Kütüphane mimarisi süslemeler ile tamamlanmıştı. Vitruvius kütüphane zemininin yeşilimsi bir mermer ile kaplandığını bunun okuyucunun gözüne hoş göründüğünü bize aktarmaktadır. Roma döneminde ise kütüphanelerin parlak mermerlerle kaplandığını ayrıca ahşap oymalı ince işçilikli süslemelerin de yer aldığını kaynaklardan öğreniyoruz.

f) Aydınlanma

Kütüphaneler pencereler ile aydınlanıyor. Bu pencereler genelde nişlerin ve apsislerin üzerinde yer alıyordu ve gece dıştan demir kapaklarla örtülüyordu. Bazı örneklerde ise çatının üzerindeki merkezi bir açıklık da aydınlanmayı sağlıyordu.

g) Nemden Korunma

Vitruvius kütüphanelerin doğuya yönlendirilmelerinin yapının içinde bulunan kitapları çürümekten kurtardığını belirtmektedir. Böylece güney ve batıdan esen nemli rüzgarlardan korunacaktır. Ayrıca çift duvar sistemi ile iç ve dış duvar arasında bir koridor oluşturularak hava akışı sağlanıyor ve rutubet önleniyordu.

h) Üst kat ve merdivenler

Hem merdiven izleri hem de podyumlar üzerindeki sütun dizileri izlerine dayanarak üst katların olduğunu anlayabiliyoruz. Merdivenler de ahşap malzemeden yapıldığından çoğu koruna gelmemiştir. Dayanıksız, organik yapıların günümüze kadar gelmesi daha zordur.

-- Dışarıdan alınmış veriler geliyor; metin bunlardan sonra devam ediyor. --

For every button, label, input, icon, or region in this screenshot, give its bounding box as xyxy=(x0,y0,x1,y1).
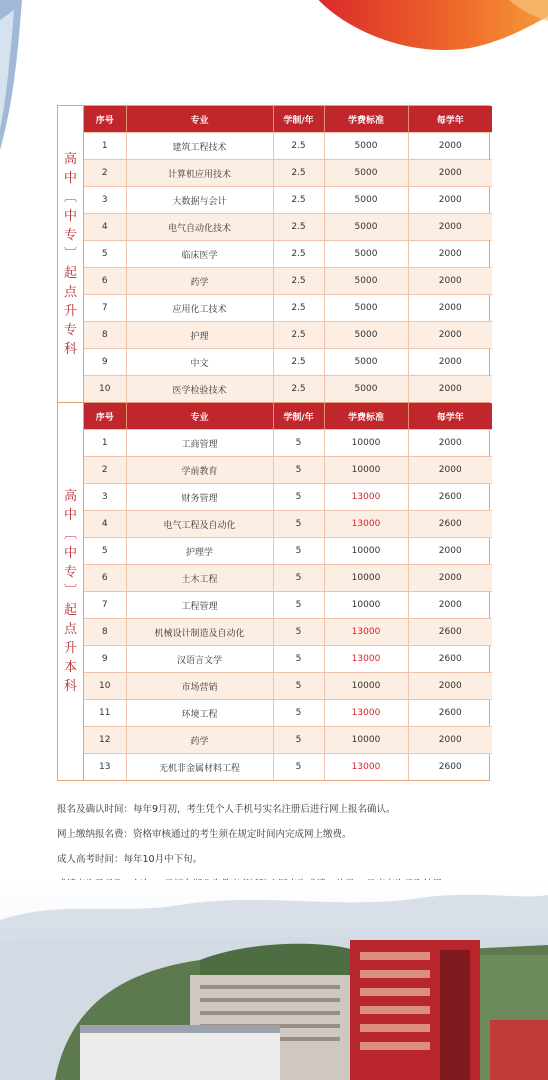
table-header-row xyxy=(84,106,492,133)
row-years: 2.5 xyxy=(273,322,324,349)
row-fee: 13000 xyxy=(324,700,408,727)
side-char: ︹ xyxy=(63,527,77,542)
row-major: 市场营销 xyxy=(126,673,273,700)
col-header-fee: 学费标准 xyxy=(324,403,408,430)
row-per-year: 2600 xyxy=(408,700,492,727)
row-fee: 10000 xyxy=(324,430,408,457)
side-char: 科 xyxy=(63,341,77,357)
row-years: 5 xyxy=(273,538,324,565)
row-per-year: 2000 xyxy=(408,727,492,754)
col-header-no: 序号 xyxy=(84,403,126,430)
row-major: 工商管理 xyxy=(126,430,273,457)
row-fee: 5000 xyxy=(324,241,408,268)
row-per-year: 2000 xyxy=(408,349,492,376)
row-per-year: 2000 xyxy=(408,592,492,619)
row-per-year: 2600 xyxy=(408,646,492,673)
table-row xyxy=(84,673,492,700)
row-per-year: 2600 xyxy=(408,484,492,511)
table-row xyxy=(84,295,492,322)
decorative-wave xyxy=(300,0,548,60)
row-number: 9 xyxy=(84,349,126,376)
row-major: 临床医学 xyxy=(126,241,273,268)
row-per-year: 2000 xyxy=(408,430,492,457)
row-per-year: 2000 xyxy=(408,187,492,214)
row-number: 13 xyxy=(84,754,126,781)
table-row xyxy=(84,214,492,241)
row-per-year: 2000 xyxy=(408,214,492,241)
note-fee-payment: 网上缴纳报名费：资格审核通过的考生须在规定时间内完成网上缴费。 xyxy=(57,829,352,840)
row-number: 3 xyxy=(84,187,126,214)
row-fee: 5000 xyxy=(324,160,408,187)
note-registration: 报名及确认时间：每年9月初，考生凭个人手机号实名注册后进行网上报名确认。 xyxy=(57,804,396,815)
row-fee: 5000 xyxy=(324,322,408,349)
table-row xyxy=(84,565,492,592)
row-fee: 13000 xyxy=(324,619,408,646)
row-number: 10 xyxy=(84,673,126,700)
row-number: 10 xyxy=(84,376,126,403)
row-years: 5 xyxy=(273,457,324,484)
row-number: 6 xyxy=(84,268,126,295)
row-fee: 13000 xyxy=(324,754,408,781)
row-per-year: 2000 xyxy=(408,133,492,160)
col-header-per-year: 每学年 xyxy=(408,106,492,133)
row-per-year: 2000 xyxy=(408,295,492,322)
row-fee: 10000 xyxy=(324,457,408,484)
bachelor-rows xyxy=(84,430,492,781)
row-number: 3 xyxy=(84,484,126,511)
side-char: 中 xyxy=(63,170,77,186)
row-major: 建筑工程技术 xyxy=(126,133,273,160)
row-per-year: 2000 xyxy=(408,268,492,295)
table-row xyxy=(84,511,492,538)
bachelor-side-label xyxy=(58,403,84,780)
row-fee: 10000 xyxy=(324,592,408,619)
row-per-year: 2000 xyxy=(408,538,492,565)
row-major: 医学检验技术 xyxy=(126,376,273,403)
side-char: 升 xyxy=(63,303,77,319)
table-row xyxy=(84,160,492,187)
row-major: 机械设计制造及自动化 xyxy=(126,619,273,646)
row-per-year: 2000 xyxy=(408,673,492,700)
row-fee: 5000 xyxy=(324,187,408,214)
tuition-tables xyxy=(57,105,490,781)
row-years: 5 xyxy=(273,700,324,727)
row-years: 2.5 xyxy=(273,214,324,241)
table-row xyxy=(84,727,492,754)
decorative-sky-strip xyxy=(0,0,22,150)
row-fee: 10000 xyxy=(324,727,408,754)
row-fee: 10000 xyxy=(324,673,408,700)
side-char: 本 xyxy=(63,660,77,675)
row-years: 5 xyxy=(273,484,324,511)
table-row xyxy=(84,268,492,295)
row-major: 电气自动化技术 xyxy=(126,214,273,241)
row-fee: 5000 xyxy=(324,295,408,322)
table-row xyxy=(84,700,492,727)
side-char: 点 xyxy=(63,622,77,637)
row-years: 2.5 xyxy=(273,376,324,403)
side-char: 专 xyxy=(63,322,77,338)
row-number: 12 xyxy=(84,727,126,754)
col-header-major: 专业 xyxy=(126,403,273,430)
row-per-year: 2000 xyxy=(408,322,492,349)
side-char: 中 xyxy=(63,546,77,561)
col-header-years: 学制/年 xyxy=(273,403,324,430)
table-row xyxy=(84,754,492,781)
col-header-per-year: 每学年 xyxy=(408,403,492,430)
row-major: 药学 xyxy=(126,268,273,295)
row-number: 9 xyxy=(84,646,126,673)
side-char: 中 xyxy=(63,508,77,523)
row-major: 土木工程 xyxy=(126,565,273,592)
side-char: 高 xyxy=(63,489,77,504)
junior-college-rows xyxy=(84,133,492,403)
table-row xyxy=(84,592,492,619)
row-years: 2.5 xyxy=(273,268,324,295)
row-number: 6 xyxy=(84,565,126,592)
row-number: 7 xyxy=(84,592,126,619)
row-fee: 5000 xyxy=(324,349,408,376)
side-char: 中 xyxy=(63,208,77,224)
table-row xyxy=(84,457,492,484)
row-years: 2.5 xyxy=(273,160,324,187)
side-char: 升 xyxy=(63,641,77,656)
col-header-years: 学制/年 xyxy=(273,106,324,133)
bachelor-block xyxy=(57,402,490,781)
side-char: ︹ xyxy=(63,189,77,205)
junior-college-table xyxy=(84,106,492,402)
row-years: 5 xyxy=(273,592,324,619)
row-fee: 13000 xyxy=(324,511,408,538)
bachelor-table xyxy=(84,403,492,780)
side-char: 点 xyxy=(63,284,77,300)
row-years: 2.5 xyxy=(273,349,324,376)
row-number: 2 xyxy=(84,160,126,187)
note-exam-time: 成人高考时间：每年10月中下旬。 xyxy=(57,854,203,865)
junior-college-side-label xyxy=(58,106,84,402)
row-fee: 5000 xyxy=(324,376,408,403)
table-row xyxy=(84,322,492,349)
row-per-year: 2000 xyxy=(408,457,492,484)
row-fee: 13000 xyxy=(324,484,408,511)
row-years: 5 xyxy=(273,619,324,646)
row-major: 无机非金属材料工程 xyxy=(126,754,273,781)
row-years: 2.5 xyxy=(273,241,324,268)
table-row xyxy=(84,619,492,646)
row-number: 5 xyxy=(84,241,126,268)
row-per-year: 2600 xyxy=(408,619,492,646)
table-row xyxy=(84,646,492,673)
col-header-no: 序号 xyxy=(84,106,126,133)
table-row xyxy=(84,376,492,403)
row-fee: 13000 xyxy=(324,646,408,673)
row-years: 5 xyxy=(273,430,324,457)
table-row xyxy=(84,187,492,214)
row-number: 1 xyxy=(84,133,126,160)
row-fee: 10000 xyxy=(324,538,408,565)
row-fee: 5000 xyxy=(324,214,408,241)
row-major: 护理学 xyxy=(126,538,273,565)
col-header-fee: 学费标准 xyxy=(324,106,408,133)
side-char: 专 xyxy=(63,565,77,580)
row-number: 11 xyxy=(84,700,126,727)
row-major: 护理 xyxy=(126,322,273,349)
row-number: 8 xyxy=(84,322,126,349)
table-row xyxy=(84,241,492,268)
row-major: 药学 xyxy=(126,727,273,754)
row-major: 应用化工技术 xyxy=(126,295,273,322)
row-number: 1 xyxy=(84,430,126,457)
row-years: 5 xyxy=(273,511,324,538)
side-char: 专 xyxy=(63,227,77,243)
side-char: ︺ xyxy=(63,584,77,599)
row-years: 5 xyxy=(273,646,324,673)
row-major: 大数据与会计 xyxy=(126,187,273,214)
row-years: 2.5 xyxy=(273,133,324,160)
table-row xyxy=(84,349,492,376)
row-fee: 10000 xyxy=(324,565,408,592)
row-per-year: 2000 xyxy=(408,565,492,592)
side-char: 科 xyxy=(63,679,77,694)
row-number: 4 xyxy=(84,214,126,241)
row-per-year: 2600 xyxy=(408,511,492,538)
row-years: 5 xyxy=(273,673,324,700)
row-fee: 5000 xyxy=(324,133,408,160)
row-major: 学前教育 xyxy=(126,457,273,484)
row-years: 5 xyxy=(273,565,324,592)
row-major: 计算机应用技术 xyxy=(126,160,273,187)
side-char: 起 xyxy=(63,603,77,618)
table-row xyxy=(84,484,492,511)
side-char: 起 xyxy=(63,265,77,281)
side-char: 高 xyxy=(63,151,77,167)
row-number: 8 xyxy=(84,619,126,646)
row-number: 2 xyxy=(84,457,126,484)
campus-photo xyxy=(0,880,548,1080)
row-years: 5 xyxy=(273,727,324,754)
row-major: 电气工程及自动化 xyxy=(126,511,273,538)
row-number: 4 xyxy=(84,511,126,538)
row-years: 2.5 xyxy=(273,295,324,322)
row-per-year: 2000 xyxy=(408,160,492,187)
row-major: 汉语言文学 xyxy=(126,646,273,673)
row-major: 财务管理 xyxy=(126,484,273,511)
side-char: ︺ xyxy=(63,246,77,262)
row-number: 5 xyxy=(84,538,126,565)
row-number: 7 xyxy=(84,295,126,322)
row-years: 2.5 xyxy=(273,187,324,214)
row-major: 工程管理 xyxy=(126,592,273,619)
row-per-year: 2000 xyxy=(408,376,492,403)
table-row xyxy=(84,538,492,565)
row-major: 环境工程 xyxy=(126,700,273,727)
row-per-year: 2600 xyxy=(408,754,492,781)
col-header-major: 专业 xyxy=(126,106,273,133)
junior-college-block xyxy=(57,105,490,402)
row-fee: 5000 xyxy=(324,268,408,295)
row-major: 中文 xyxy=(126,349,273,376)
table-header-row xyxy=(84,403,492,430)
row-years: 5 xyxy=(273,754,324,781)
table-row xyxy=(84,133,492,160)
table-row xyxy=(84,430,492,457)
row-per-year: 2000 xyxy=(408,241,492,268)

İşte Senin İçin Arkeolojik Bir Parça: Tralleisli Seikilos un Antik Şarkısı : Şuana kadar bulunan ilk notalı müziktir kendileri... 

Dış Düzen

Kütüphaneler çoğunlukla sütun ve heykellerle bezenmişler ve portikler ve sütunlarla avlulara bağlanmışlar. Özellikle sütunlu avlularda bilginlerin gezinip dinlendiklerini biliyoruz.

Kütüphane Memurları

Roma’da kütüphane memurları esir sınıfından idiler. Müdür ise genellikle şövalye sınıfından olurdu.

Ephesos Kenti ve Tarihçe

Roma eyaletlerinde rastlanan ve günümüze korunagelmiş kütüphanelerin biri de Ephesos’da yer almaktadır. Celsus kütüphanesi şehrin mermer caddesinin doğuya kıvrıldığı köşesinde, agoranın güneyinde ve küçük bir alan içinde bulunmaktadır. Agora ile bağlantısını İmparator Augustus zamanında inşa edilen Mithradates kapısı ile kurar.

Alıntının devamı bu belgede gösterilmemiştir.